The work of hunters is another thing:
I have come after them and made repair
Where they have left not one stone on a stone,
But they would have the rabbit out of hiding,
To please the yelping dogs. The gaps I mean,
No one has seen them made or heard them made,
But at spring mending-time we find them there.
I let my neighbour know beyond the hill;
And on a day we meet to walk the line
And set the wall between us once again.
We keep the wall between us as we go.
To each the boulders that have fallen to each.
And some are loaves and some so nearly balls
We have to use a spell to make them balance:
"Stay where you are until our backs are turned!"
We wear our fingers rough with handling them.
Oh, just another kind of out-door game,
One on a side. It comes to little more:
There where it is we do not need the wall:
He is all pine and I am apple orchard.
My apple trees will never get across
And eat the cones under his pines, I tell him.
He only says, "Good fences make good neighbors."
Spring is the mischief in me, and I wonder
If I could put a notion in his head:
"Why do they make good neighbors? Isn't it
Where there are cows? But here there are no cows.
Before I built a wall I'd ask to know
What I was walling in or walling out,
And to whom I was like to give offence.
Something there is that doesn't love a wall,
That wants it down." I could say "Elves" to him,
But it's not elves exactly, and I'd rather
He said it for himself. I see him there
Bringing a stone grasped firmly by the top
In each hand, like an old-stone savage armed.
He moves in darkness as it seems to me,
Not of woods only and the shade of trees.
He will not go behind his father's saying,
And he likes having thought of it so well
He says again, "Good fences make good neighbors"
For shame - I can't recall for the life of me what Miss Vera (or was it Miss Lyris? I think it was Miss Vera, but not sure) taught about this poem. I do know that at 61, I thought it endorsed the idea of boundaries as making life easier to manage.
Gee, was I wrong. The last six lines really got to me - the image of the neighbor moving in darkness, unable to move past his father's (and probably grandfather's & great-grandfather's) adage, "Good fences make good neighbors."
Maybe one of the farm's originally had livestock. In that case, good fences definitely would make good neighbors (no one wants a cow wandering into your crops or munching down your garden).
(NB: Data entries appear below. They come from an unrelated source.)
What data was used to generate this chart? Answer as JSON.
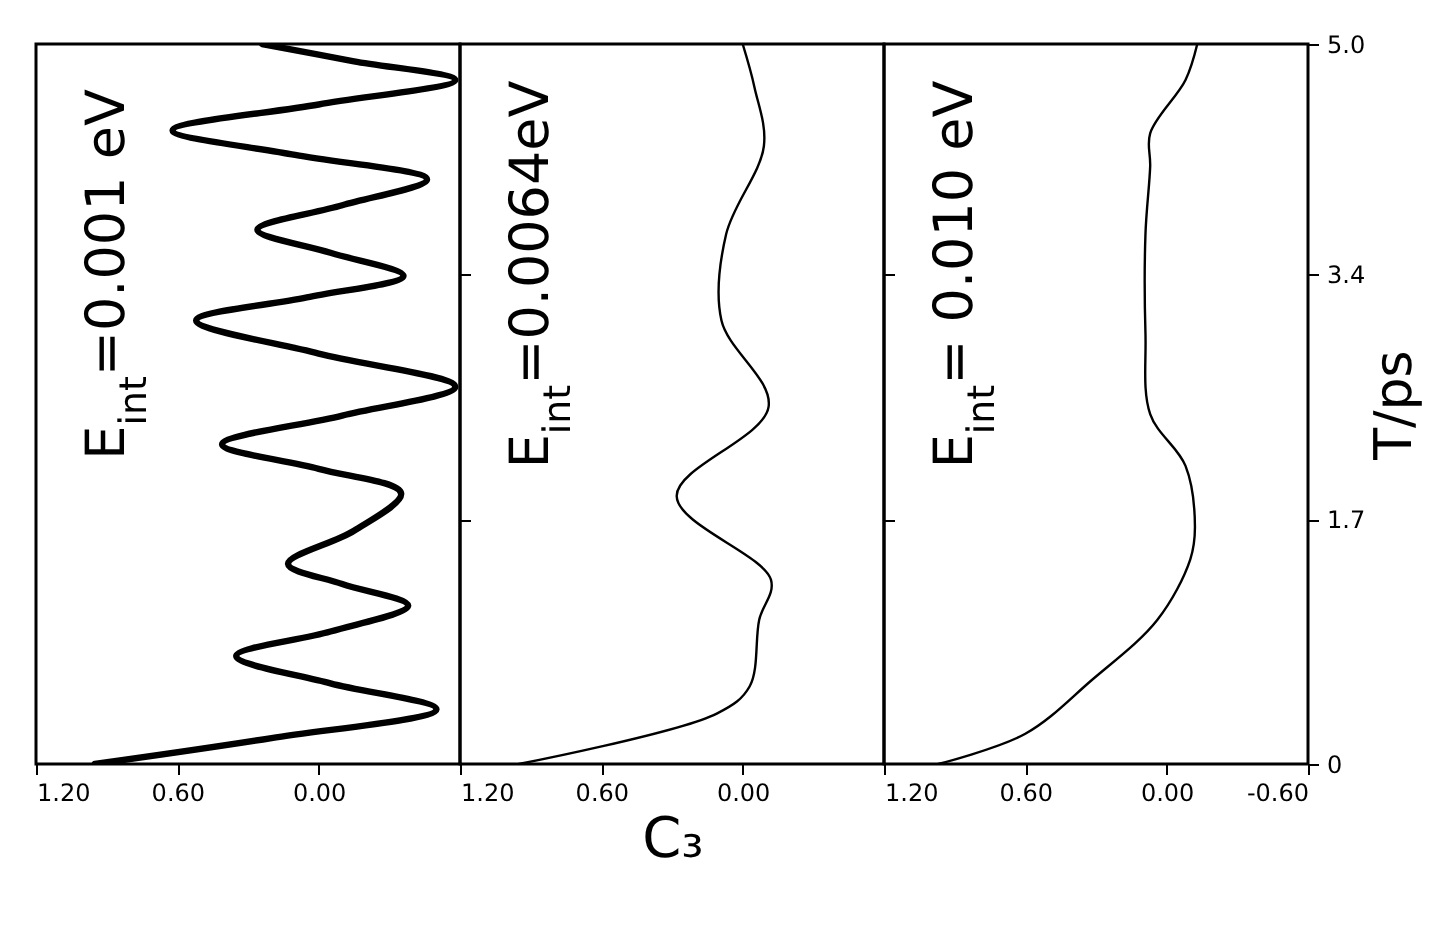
{
  "chart_data": [
    {
      "type": "line",
      "annotations": [
        "E$_{int}$=0.001  eV"
      ],
      "tick_labels": "x",
      "xlim": [
        1.2,
        -0.6
      ],
      "xticks": [
        {
          "value": 1.2,
          "label": "1.20"
        },
        {
          "value": 0.6,
          "label": "0.60"
        },
        {
          "value": 0,
          "label": "0.00"
        }
      ],
      "ylim": [
        0,
        5
      ],
      "yticks": [
        {
          "value": 1.7,
          "label": null
        },
        {
          "value": 3.4,
          "label": null
        }
      ],
      "x": [
        0.95,
        0.2,
        -0.5,
        -0.05,
        0.35,
        -0.05,
        -0.38,
        -0.1,
        0.13,
        -0.15,
        -0.35,
        0,
        0.41,
        -0.1,
        -0.58,
        0,
        0.52,
        0.05,
        -0.36,
        -0.05,
        0.26,
        -0.1,
        -0.46,
        0.1,
        0.62,
        0,
        -0.58,
        -0.15,
        0.24
      ],
      "series": [
        {
          "color": "#000000",
          "values": [
            0,
            0.18,
            0.38,
            0.56,
            0.75,
            0.92,
            1.1,
            1.25,
            1.39,
            1.62,
            1.88,
            2.05,
            2.22,
            2.42,
            2.62,
            2.85,
            3.08,
            3.24,
            3.39,
            3.55,
            3.71,
            3.88,
            4.06,
            4.23,
            4.4,
            4.58,
            4.75,
            4.88,
            5
          ]
        }
      ]
    },
    {
      "type": "line",
      "annotations": [
        "E$_{int}$=0.0064eV"
      ],
      "tick_labels": "x",
      "xlabel": "C₃",
      "xlim": [
        1.2,
        -0.6
      ],
      "xticks": [
        {
          "value": 1.2,
          "label": "1.20"
        },
        {
          "value": 0.6,
          "label": "0.60"
        },
        {
          "value": 0,
          "label": "0.00"
        }
      ],
      "ylim": [
        0,
        5
      ],
      "yticks": [
        {
          "value": 1.7,
          "label": null
        },
        {
          "value": 3.4,
          "label": null
        }
      ],
      "x": [
        0.95,
        0.11,
        -0.03,
        -0.07,
        -0.12,
        0.28,
        -0.11,
        0.09,
        0.07,
        -0.09,
        -0.05,
        0
      ],
      "series": [
        {
          "color": "#000000",
          "values": [
            0,
            0.35,
            0.54,
            1,
            1.28,
            1.86,
            2.48,
            3.08,
            3.68,
            4.29,
            4.7,
            5
          ]
        }
      ]
    },
    {
      "type": "line",
      "annotations": [
        "E$_{int}$= 0.010  eV"
      ],
      "ylabel": "T/ps",
      "xlim": [
        1.2,
        -0.6
      ],
      "xticks": [
        {
          "value": 1.2,
          "label": "1.20"
        },
        {
          "value": 0.6,
          "label": "0.60"
        },
        {
          "value": 0,
          "label": "0.00"
        },
        {
          "value": -0.6,
          "label": "-0.60"
        }
      ],
      "ylim": [
        0,
        5
      ],
      "yticks": [
        0,
        1.7,
        3.4,
        {
          "value": 5,
          "label": "5.0"
        }
      ],
      "x": [
        0.97,
        0.6,
        0.32,
        0.04,
        -0.1,
        -0.12,
        -0.08,
        0.07,
        0.09,
        0.09,
        0.07,
        0.07,
        -0.08,
        -0.13
      ],
      "series": [
        {
          "color": "#000000",
          "values": [
            0,
            0.21,
            0.58,
            1,
            1.42,
            1.65,
            2.07,
            2.43,
            2.99,
            3.68,
            4.15,
            4.38,
            4.75,
            5
          ]
        }
      ]
    }
  ]
}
But the writer has an orchard & the neighbor grows pine trees.
The juxtaposition of the practical, dour neighbor & the whimsical writer delights me now way more than it did when I was a high school sophomore (probably completely missed it back then). "My apple trees will never get across and eat the cones under his pines, I tell him,"only to be answered with "Good fences make good neighbors."
Before I built a wall I'd ask to know
What I was walling in or walling out,
And to whom I was like to give offence.
Because he knows that, Something there is that doesn't love a wall, That sends the frozen-ground-swell under it, And spills the upper boulders in the sun; And makes gaps even two can pass abreast.
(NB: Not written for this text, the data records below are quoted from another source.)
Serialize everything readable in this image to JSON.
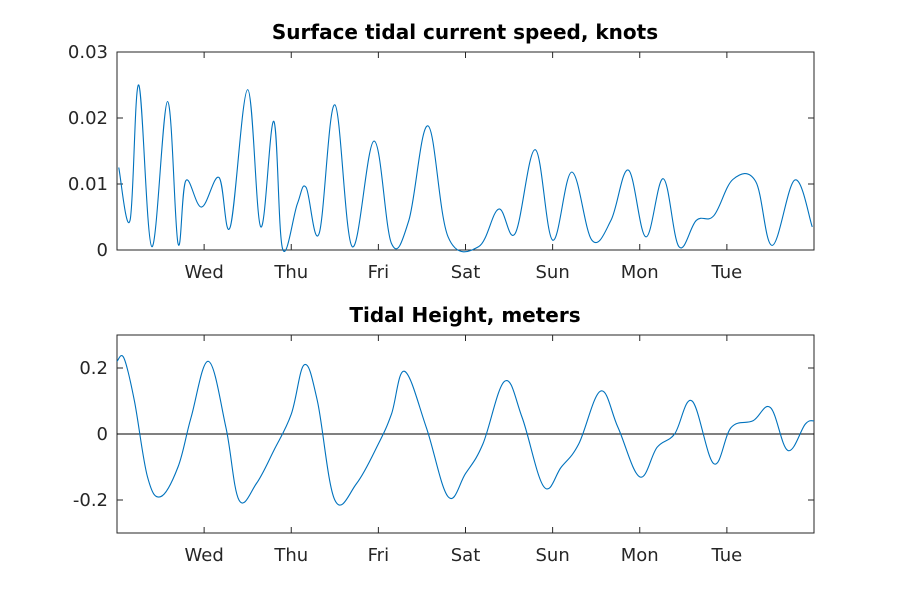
{
  "colors": {
    "series": "#0072bd",
    "axes": "#262626"
  },
  "chart_data": [
    {
      "type": "line",
      "title": "Surface tidal current speed, knots",
      "xlabel": "",
      "ylabel": "",
      "xlim": [
        -1,
        7
      ],
      "ylim": [
        0,
        0.03
      ],
      "yticks": [
        0,
        0.01,
        0.02,
        0.03
      ],
      "ytick_labels": [
        "0",
        "0.01",
        "0.02",
        "0.03"
      ],
      "xticks": [
        0,
        1,
        2,
        3,
        4,
        5,
        6
      ],
      "xtick_labels": [
        "Wed",
        "Thu",
        "Fri",
        "Sat",
        "Sun",
        "Mon",
        "Tue"
      ],
      "grid": false,
      "legend": "none",
      "series": [
        {
          "x": [
            -0.98,
            -0.85,
            -0.75,
            -0.6,
            -0.42,
            -0.3,
            -0.21,
            -0.03,
            0.17,
            0.3,
            0.5,
            0.65,
            0.8,
            0.9,
            1.07,
            1.17,
            1.32,
            1.5,
            1.7,
            1.95,
            2.15,
            2.35,
            2.57,
            2.8,
            3.15,
            3.38,
            3.57,
            3.8,
            4.0,
            4.22,
            4.45,
            4.67,
            4.87,
            5.07,
            5.27,
            5.45,
            5.65,
            5.85,
            6.07,
            6.33,
            6.52,
            6.78,
            6.98
          ],
          "y": [
            0.0125,
            0.0045,
            0.025,
            0.0005,
            0.0225,
            0.001,
            0.0105,
            0.0065,
            0.011,
            0.0035,
            0.0243,
            0.0035,
            0.0195,
            0.0002,
            0.007,
            0.0095,
            0.0025,
            0.022,
            0.0005,
            0.0165,
            0.001,
            0.0045,
            0.0188,
            0.002,
            0.0005,
            0.0062,
            0.0025,
            0.0152,
            0.0015,
            0.0118,
            0.0015,
            0.0045,
            0.0121,
            0.002,
            0.0108,
            0.0005,
            0.0045,
            0.0052,
            0.0107,
            0.0104,
            0.0007,
            0.0106,
            0.0035
          ]
        }
      ]
    },
    {
      "type": "line",
      "title": "Tidal Height, meters",
      "xlabel": "",
      "ylabel": "",
      "xlim": [
        -1,
        7
      ],
      "ylim": [
        -0.3,
        0.3
      ],
      "yticks": [
        -0.2,
        0,
        0.2
      ],
      "ytick_labels": [
        "-0.2",
        "0",
        "0.2"
      ],
      "xticks": [
        0,
        1,
        2,
        3,
        4,
        5,
        6
      ],
      "xtick_labels": [
        "Wed",
        "Thu",
        "Fri",
        "Sat",
        "Sun",
        "Mon",
        "Tue"
      ],
      "grid": false,
      "legend": "none",
      "zero_line": true,
      "series": [
        {
          "x": [
            -1,
            -0.92,
            -0.8,
            -0.65,
            -0.5,
            -0.3,
            -0.15,
            0.05,
            0.25,
            0.4,
            0.6,
            0.8,
            1.0,
            1.15,
            1.3,
            1.5,
            1.75,
            2.0,
            2.15,
            2.3,
            2.55,
            2.8,
            3.0,
            3.2,
            3.45,
            3.65,
            3.9,
            4.1,
            4.3,
            4.55,
            4.75,
            5.0,
            5.2,
            5.4,
            5.6,
            5.85,
            6.05,
            6.3,
            6.5,
            6.7,
            6.9,
            7.0
          ],
          "y": [
            0.22,
            0.23,
            0.1,
            -0.13,
            -0.19,
            -0.1,
            0.05,
            0.22,
            0.02,
            -0.2,
            -0.15,
            -0.05,
            0.06,
            0.21,
            0.1,
            -0.2,
            -0.15,
            -0.03,
            0.06,
            0.19,
            0.02,
            -0.19,
            -0.12,
            -0.03,
            0.16,
            0.05,
            -0.16,
            -0.1,
            -0.03,
            0.13,
            0.02,
            -0.13,
            -0.04,
            0.0,
            0.1,
            -0.09,
            0.02,
            0.04,
            0.08,
            -0.05,
            0.03,
            0.04
          ]
        }
      ]
    }
  ]
}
Even he is displeased with the damage done to a wall by hunters, who tear away stones to get at their prey. But nature? My guess is the narrator would just as soon let Mother Nature have her way tearing down the offending fence. But there he is, walking the fence with his neighbor, fixing what has been tumbled down (be it by nature or hunters or elves).
I looked up Mending Wall to use in a posting on boundaries. Instead, I am left with a totally different ponder than the one I had on sitting down.
There are times when boundaries are required. Yet, circumstances change, and so to should the boundaries. Let them tumble if no harm can be done. Let nature give them the old heave ho. But most times we continue rebuilding those walls because it's what we've always done, even when the use has long ago evaporated.
At 61, I appreciate the walls that helped me figure out the whys, wherefores & what nots of my jumbled life. Without them, I could never have gotten to where I am at this wondrous point in time.
But the need is no longer there.
Nature's now free to let loose its will, swelling up & displacing stones that once demarked where others ended & I began, tumbling down, opening up a space where two can pass comfortably together.